Dalam masyarakat tengger tidak terlalu sakral, ada beberapa prosesi yang hanya dilakukan oleh orang orang tertentu, diantaranya adalah 7 bulanan yaitu selamatan yang diadakan ketika usia kandungna berumur 7 bulan dan dilakukan upacara selamatan dengan adanya dukun sebagai orang yang mendoakan, selamatan dengan mendoakan bayi dengan makanan berupa cepal, maupun pisang yang beraneka macam. Selainitu ketika bayi berusia 44 hari maka dilaksanakan acara lek lekan (adat Jawa) berupa nasi tumpeng. Setelah itu upacara Turun Tanah atau biasa disebut “Ngrosoki” . Ketika bayi beranjak dewasa diadakan Selamatan yang disebut “Indung”. Ada juga upacara “Potong/Tugel Kuncung” yaitu prosesi potong rambut seperti halnya pada sinkretisme masyarakat Jawa.

  •  Perkawinan

Ada beberapa tahapan yang harus dilakukan tercapainya suatu pernikahan yang pertama adalah menanyakan hard an tanggal kepada kepala desa, yang dilakukan mempelai pria. Yang kedua mencocokan tanggal dan hari kepada dukun adat untuk disesuakan dengan weton Jawa. Yang kertiga lamaran dilakukan oleh orang tua pria. Tata cara perkawinan ada dua yaitu pawilahan atau ijab Kabul. Yang kedua Walagara, atau temu manten.

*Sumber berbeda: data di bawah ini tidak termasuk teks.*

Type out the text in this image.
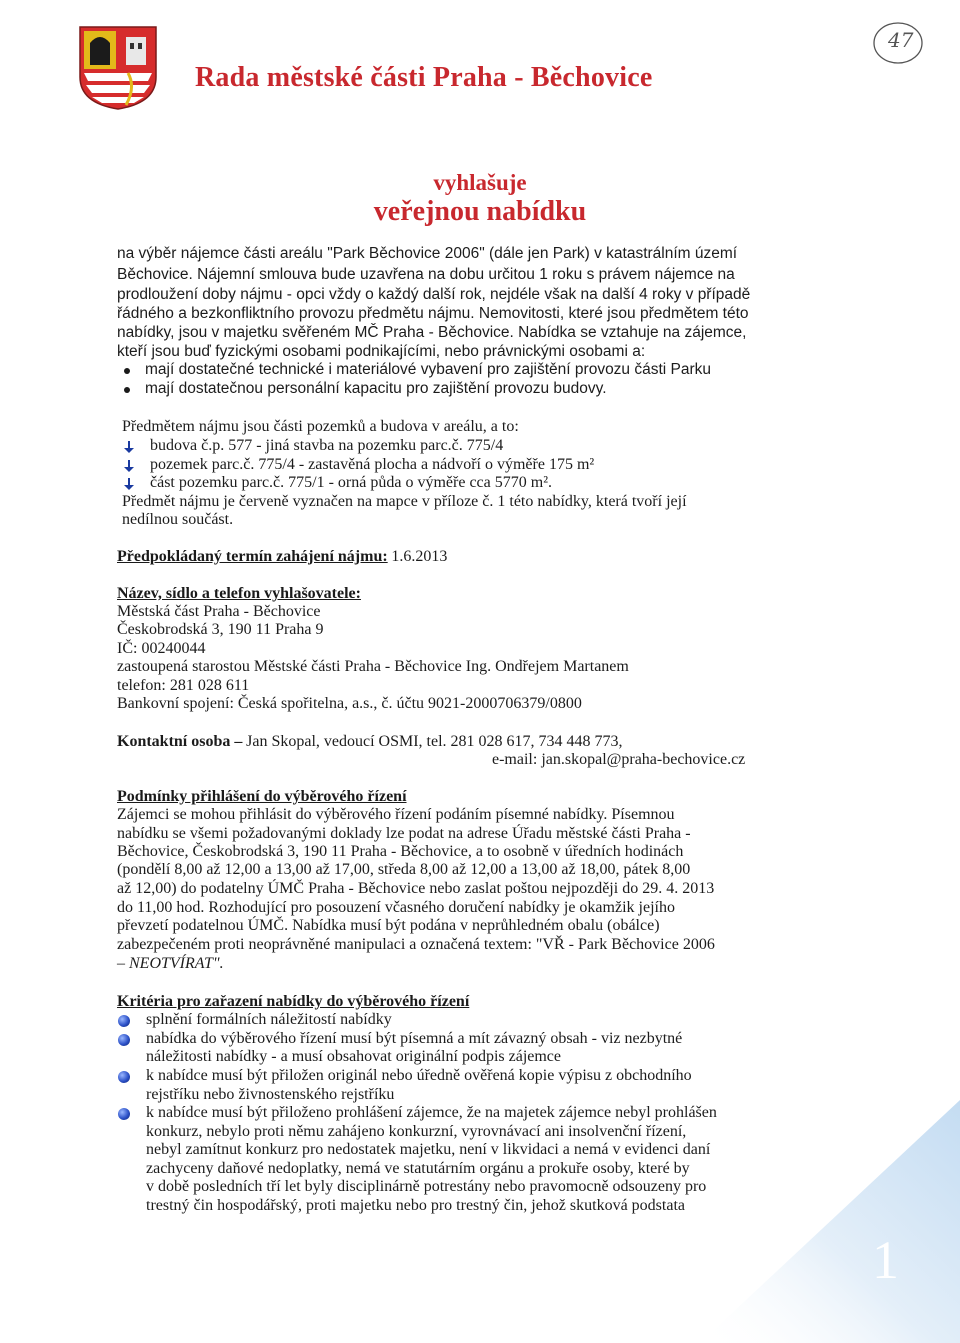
Rada městské části Praha - Běchovice
47
vyhlašuje
veřejnou nabídku
na výběr nájemce části areálu "Park Běchovice 2006" (dále jen Park) v katastrálním území
Běchovice. Nájemní smlouva bude uzavřena na dobu určitou 1 roku s právem nájemce na
prodloužení doby nájmu - opci vždy o každý další rok, nejdéle však na další 4 roky v případě
řádného a bezkonfliktního provozu předmětu nájmu. Nemovitosti, které jsou předmětem této
nabídky, jsou v majetku svěřeném MČ Praha - Běchovice. Nabídka se vztahuje na zájemce,
kteří jsou buď fyzickými osobami podnikajícími, nebo právnickými osobami a:
mají dostatečné technické i materiálové vybavení pro zajištění provozu části Parku
mají dostatečnou personální kapacitu pro zajištění provozu budovy.
Předmětem nájmu jsou části pozemků a budova v areálu, a to:
budova č.p. 577 - jiná stavba na pozemku parc.č. 775/4
pozemek parc.č. 775/4 - zastavěná plocha a nádvoří o výměře 175 m²
část pozemku parc.č. 775/1 - orná půda o výměře cca 5770 m².
Předmět nájmu je červeně vyznačen na mapce v příloze č. 1 této nabídky, která tvoří její
nedílnou součást.
Předpokládaný termín zahájení nájmu: 1.6.2013
Název, sídlo a telefon vyhlašovatele:
Městská část Praha - Běchovice
Českobrodská 3, 190 11 Praha 9
IČ: 00240044
zastoupená starostou Městské části Praha - Běchovice Ing. Ondřejem Martanem
telefon: 281 028 611
Bankovní spojení: Česká spořitelna, a.s., č. účtu 9021-2000706379/0800
Kontaktní osoba – Jan Skopal, vedoucí OSMI, tel. 281 028 617, 734 448 773,
e-mail: jan.skopal@praha-bechovice.cz
Podmínky přihlášení do výběrového řízení
Zájemci se mohou přihlásit do výběrového řízení podáním písemné nabídky. Písemnou
nabídku se všemi požadovanými doklady lze podat na adrese Úřadu městské části Praha -
Běchovice, Českobrodská 3, 190 11 Praha - Běchovice, a to osobně v úředních hodinách
(pondělí 8,00 až 12,00 a 13,00 až 17,00, středa 8,00 až 12,00 a 13,00 až 18,00, pátek 8,00
až 12,00) do podatelny ÚMČ Praha - Běchovice nebo zaslat poštou nejpozději do 29. 4. 2013
do 11,00 hod. Rozhodující pro posouzení včasného doručení nabídky je okamžik jejího
převzetí podatelnou ÚMČ. Nabídka musí být podána v neprůhledném obalu (obálce)
zabezpečeném proti neoprávněné manipulaci a označená textem: "VŘ - Park Běchovice 2006
– NEOTVÍRAT".
Kritéria pro zařazení nabídky do výběrového řízení
splnění formálních náležitostí nabídky
nabídka do výběrového řízení musí být písemná a mít závazný obsah - viz nezbytné
náležitosti nabídky - a musí obsahovat originální podpis zájemce
k nabídce musí být přiložen originál nebo úředně ověřená kopie výpisu z obchodního
rejstříku nebo živnostenského rejstříku
k nabídce musí být přiloženo prohlášení zájemce, že na majetek zájemce nebyl prohlášen
konkurz, nebylo proti němu zahájeno konkurzní, vyrovnávací ani insolvenční řízení,
nebyl zamítnut konkurz pro nedostatek majetku, není v likvidaci a nemá v evidenci daní
zachyceny daňové nedoplatky, nemá ve statutárním orgánu a prokuře osoby, které by
v době posledních tří let byly disciplinárně potrestány nebo pravomocně odsouzeny pro
trestný čin hospodářský, proti majetku nebo pro trestný čin, jehož skutková podstata
1
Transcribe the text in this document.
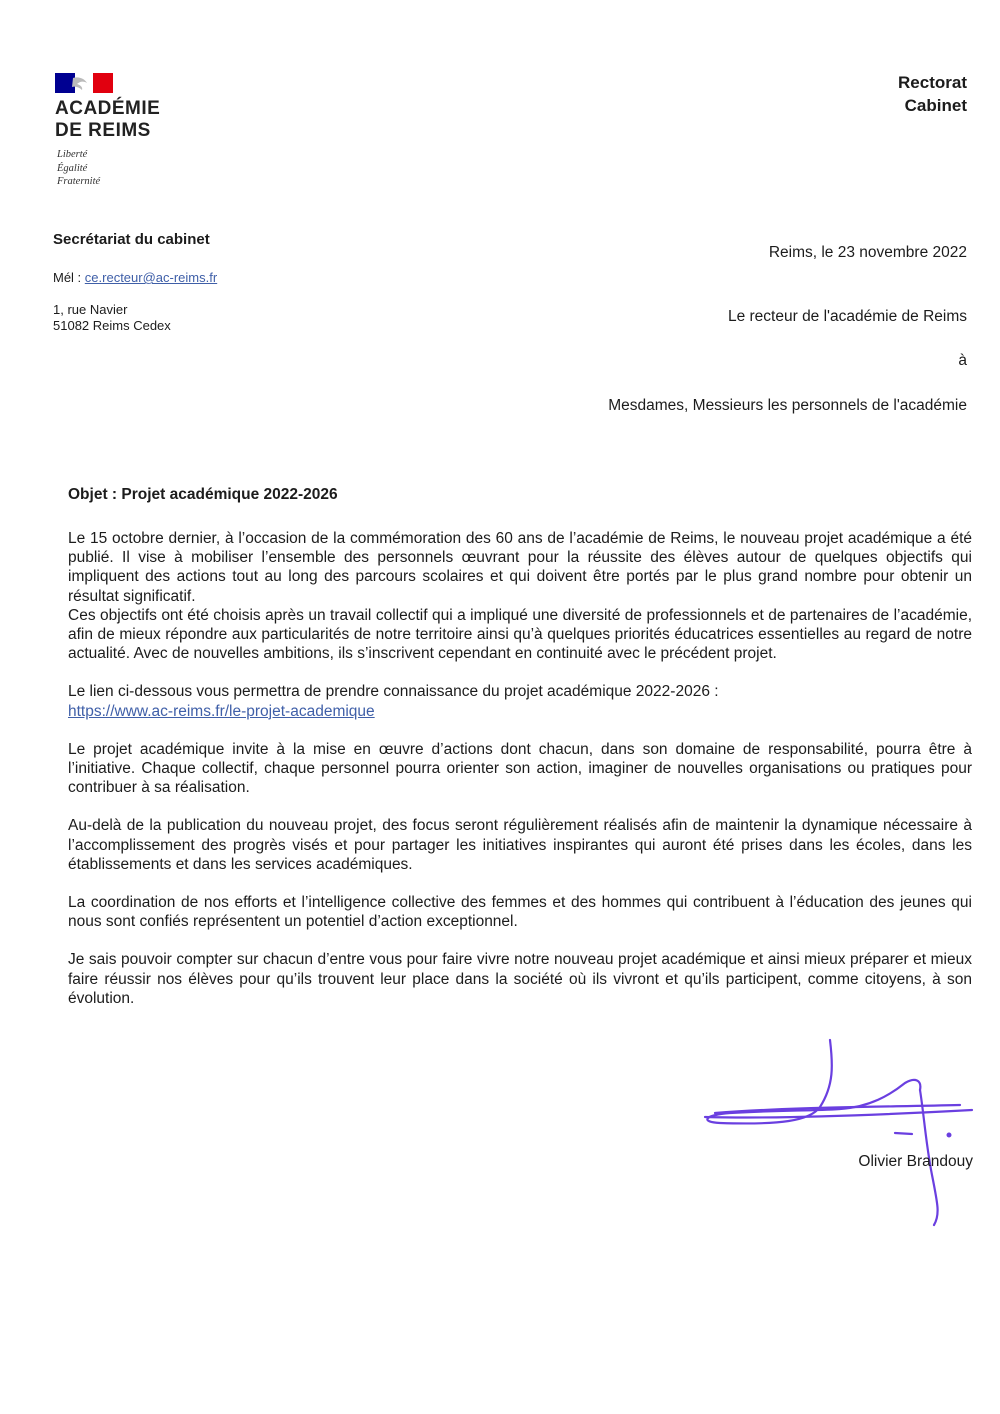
ACADÉMIE
DE REIMS
Liberté
Égalité
Fraternité
Rectorat
Cabinet
Secrétariat du cabinet
Mél : ce.recteur@ac-reims.fr
1, rue Navier
51082 Reims Cedex
Reims, le 23 novembre 2022
Le recteur de l'académie de Reims
à
Mesdames, Messieurs les personnels de l'académie
Objet : Projet académique 2022-2026

Le 15 octobre dernier, à l’occasion de la commémoration des 60 ans de l’académie de Reims, le nouveau projet académique a été publié. Il vise à mobiliser l’ensemble des personnels œuvrant pour la réussite des élèves autour de quelques objectifs qui impliquent des actions tout au long des parcours scolaires et qui doivent être portés par le plus grand nombre pour obtenir un résultat significatif.

Ces objectifs ont été choisis après un travail collectif qui a impliqué une diversité de professionnels et de partenaires de l’académie, afin de mieux répondre aux particularités de notre territoire ainsi qu’à quelques priorités éducatrices essentielles au regard de notre actualité. Avec de nouvelles ambitions, ils s’inscrivent cependant en continuité avec le précédent projet.

Le lien ci-dessous vous permettra de prendre connaissance du projet académique 2022-2026 :

https://www.ac-reims.fr/le-projet-academique

Le projet académique invite à la mise en œuvre d’actions dont chacun, dans son domaine de responsabilité, pourra être à l’initiative. Chaque collectif, chaque personnel pourra orienter son action, imaginer de nouvelles organisations ou pratiques pour contribuer à sa réalisation.

Au-delà de la publication du nouveau projet, des focus seront régulièrement réalisés afin de maintenir la dynamique nécessaire à l’accomplissement des progrès visés et pour partager les initiatives inspirantes qui auront été prises dans les écoles, dans les établissements et dans les services académiques.

La coordination de nos efforts et l’intelligence collective des femmes et des hommes qui contribuent à l’éducation des jeunes qui nous sont confiés représentent un potentiel d’action exceptionnel.

Je sais pouvoir compter sur chacun d’entre vous pour faire vivre notre nouveau projet académique et ainsi mieux préparer et mieux faire réussir nos élèves pour qu’ils trouvent leur place dans la société où ils vivront et qu’ils participent, comme citoyens, à son évolution.

Olivier Brandouy
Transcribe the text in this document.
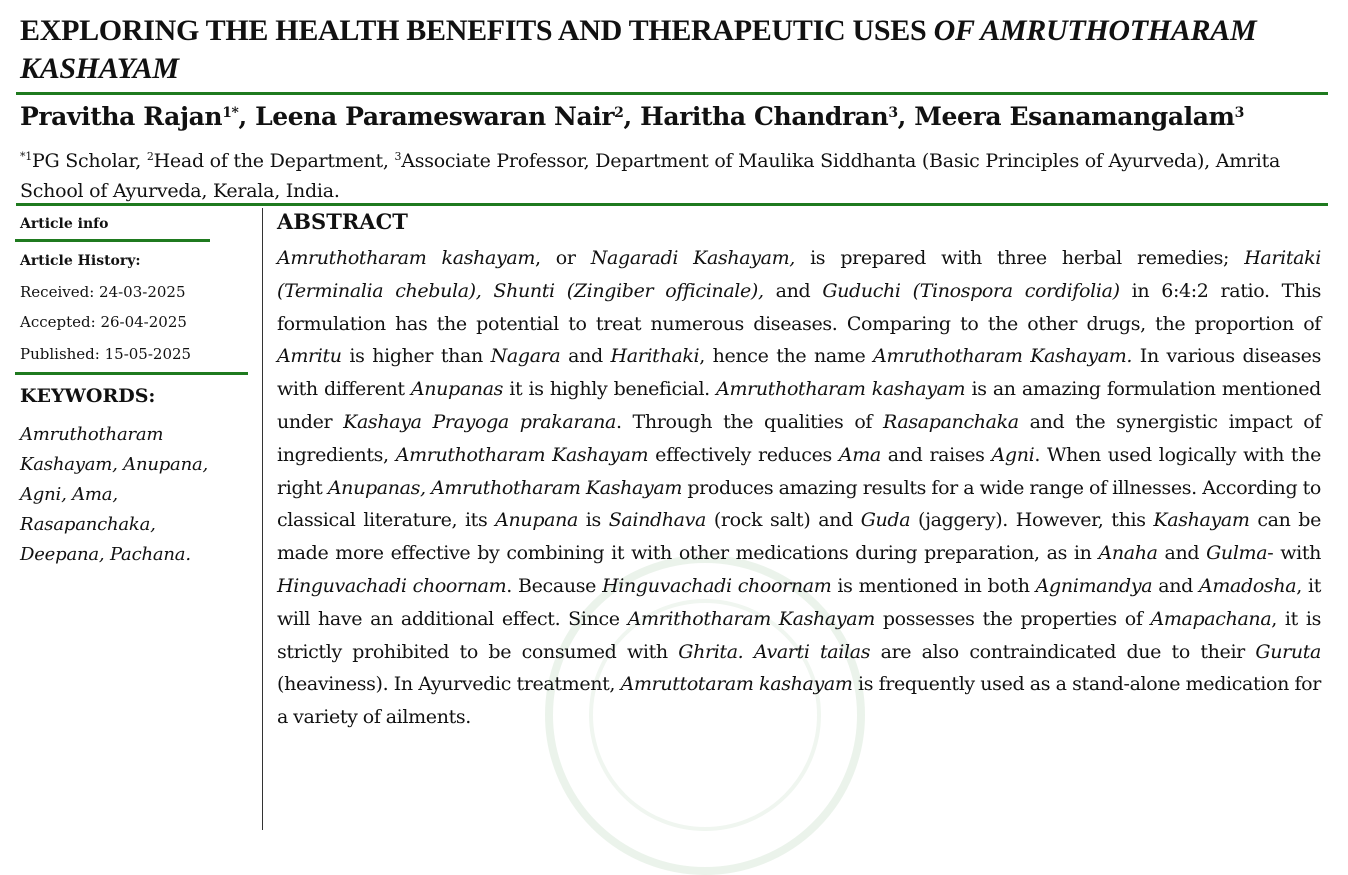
EXPLORING THE HEALTH BENEFITS AND THERAPEUTIC USES OF AMRUTHOTHARAM KASHAYAM
Pravitha Rajan$^{1*}$, Leena Parameswaran Nair$^2$, Haritha Chandran$^3$, Meera Esanamangalam$^3$
$^{*1}$PG Scholar, $^2$Head of the Department, $^3$Associate Professor, Department of Maulika Siddhanta (Basic Principles of Ayurveda), Amrita School of Ayurveda, Kerala, India.
Article info
Article History:
Received: 24-03-2025
Accepted: 26-04-2025
Published: 15-05-2025
KEYWORDS:
Amruthotharam Kashayam, Anupana, Agni, Ama, Rasapanchaka, Deepana, Pachana.
ABSTRACT
Amruthotharam kashayam, or Nagaradi Kashayam, is prepared with three herbal remedies; Haritaki (Terminalia chebula), Shunti (Zingiber officinale), and Guduchi (Tinospora cordifolia) in 6:4:2 ratio. This formulation has the potential to treat numerous diseases. Comparing to the other drugs, the proportion of Amritu is higher than Nagara and Harithaki, hence the name Amruthotharam Kashayam. In various diseases with different Anupanas it is highly beneficial. Amruthotharam kashayam is an amazing formulation mentioned under Kashaya Prayoga prakarana. Through the qualities of Rasapanchaka and the synergistic impact of ingredients, Amruthotharam Kashayam effectively reduces Ama and raises Agni. When used logically with the right Anupanas, Amruthotharam Kashayam produces amazing results for a wide range of illnesses. According to classical literature, its Anupana is Saindhava (rock salt) and Guda (jaggery). However, this Kashayam can be made more effective by combining it with other medications during preparation, as in Anaha and Gulma- with Hinguvachadi choornam. Because Hinguvachadi choornam is mentioned in both Agnimandya and Amadosha, it will have an additional effect. Since Amrithotharam Kashayam possesses the properties of Amapachana, it is strictly prohibited to be consumed with Ghrita. Avarti tailas are also contraindicated due to their Guruta (heaviness). In Ayurvedic treatment, Amruttotaram kashayam is frequently used as a stand-alone medication for a variety of ailments.
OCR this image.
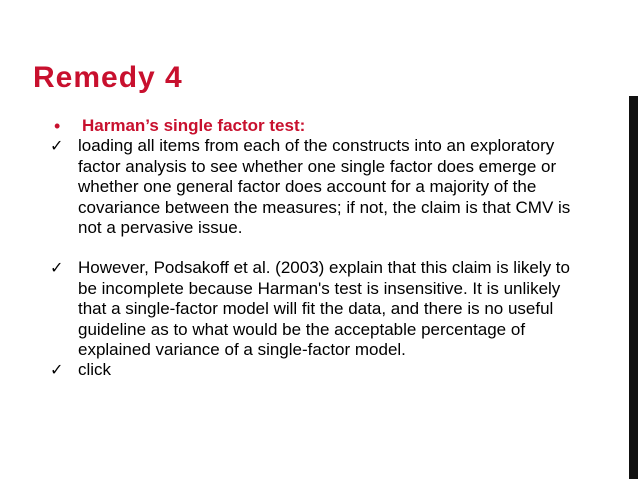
Remedy 4
•	Harman’s single factor test:
✓ loading all items from each of the constructs into an exploratory factor analysis to see whether one single factor does emerge or whether one general factor does account for a majority of the covariance between the measures; if not, the claim is that CMV is not a pervasive issue.
✓ However, Podsakoff et al. (2003) explain that this claim is likely to be incomplete because Harman's test is insensitive. It is unlikely that a single-factor model will fit the data, and there is no useful guideline as to what would be the acceptable percentage of explained variance of a single-factor model.
✓ click
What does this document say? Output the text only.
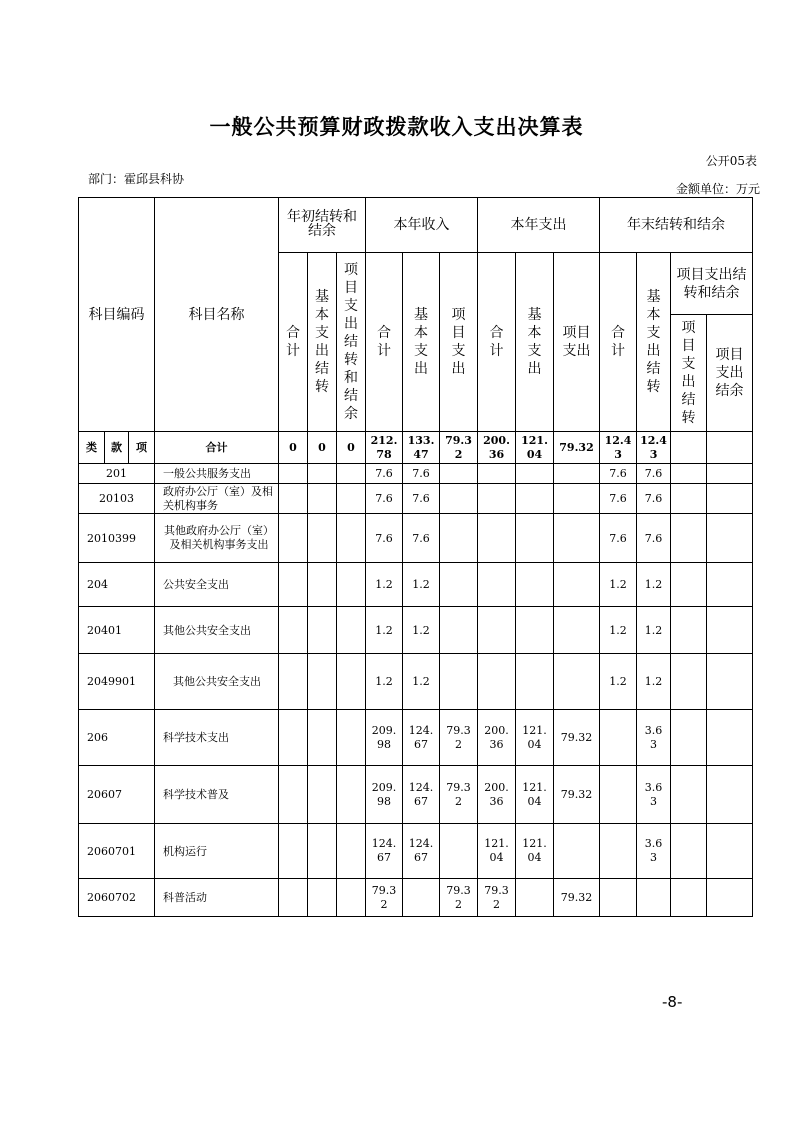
一般公共预算财政拨款收入支出决算表
公开05表
部门：霍邱县科协
金额单位：万元
科目编码			科目名称	年初结转和结余			本年收入			本年支出			年末结转和结余			
				合计	基本支出结转	项目支出结转和结余	合计	基本支出	项目支出	合计	基本支出	项目支出	合计	基本支出结转	项目支出结转和结余	
															项目支出结转	项目支出结余
类	款	项	合计	0	0	0	212.78	133.47	79.32	200.36	121.04	79.32	12.43	12.43		
201			一般公共服务支出				7.6	7.6					7.6	7.6		
20103			政府办公厅（室）及相关机构事务				7.6	7.6					7.6	7.6		
2010399			其他政府办公厅（室）及相关机构事务支出				7.6	7.6					7.6	7.6		
204			公共安全支出				1.2	1.2					1.2	1.2		
20401			其他公共安全支出				1.2	1.2					1.2	1.2		
2049901			其他公共安全支出				1.2	1.2					1.2	1.2		
206			科学技术支出				209.98	124.67	79.32	200.36	121.04	79.32		3.63		
20607			科学技术普及				209.98	124.67	79.32	200.36	121.04	79.32		3.63		
2060701			机构运行				124.67	124.67		121.04	121.04			3.63		
2060702			科普活动				79.32		79.32	79.32		79.32				
-8-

Tidak ada batasan tetapi dalam perkawinan masyarakat kembali pada yang bersangkutan artinya masyarakat tengger menikah dengan orang yang berasal dari masyarakat luar tengger hanya saja kembali pada keyakinannya. Jika pengantin wanita berasal dari tengger maka tata cara proses pernikahan melalui proses hindu. Bias juga dikataka tidak ada aturan untuk persyaratan pernikahan.

  • Kematian

Siste ngaben Jawa dalam system jawa penguburannya tidak sama dengan adat hindhu di Bali. Masyarakat tengger sendiri mempunyai kawasan dengan agama Islam di Jaawa yaitu dimakamkan dengan mengenakan kain kafan tetapi dengan badan menghadap ke atas / terlentang dengan kepala diposisi selatan menghadap kawah G.Bromo. sesudah dimakamkan dibuatkan boneka yang terbuat dari daun daun tertentu dan pelepah pisang kemudian dibakar di Danyang atau pepunden. Upacara ini disebut ntas-ntasan.upacara ini biasanya dilakukan ketika keluarga yang bersangkutan mempunyai biaya yang besar karena upacara tersebut membutuhkan prosesi yang cukup rumit. Dalam upacara ini, adapaun penyerahan sesaji yang jumlahnya disesuaikan dengan arwah yang di entas-entaskan. Adapun tujuanya yaitu untuk penghapusan dosa. Di dalamnya masyarakat atau keluarga tersebut wajib menyerahkan sesaji yang isinya berbagai jenang merah dan putih dan berbagai buah-buahan yang dipotong kecil-kecil dan berbagai bunga, yang dimantrai oleh dukun. Setelah itu ada penghapusan dosa yang disimbolkan dengan ayam yang dilepaskan, kemudian diberi beras, di boneka duplikat tadi diberi sejumput beras pada bagia kepala boneka, jika beras itu habis maka dosanya dipercaya akan diampuni semuanya.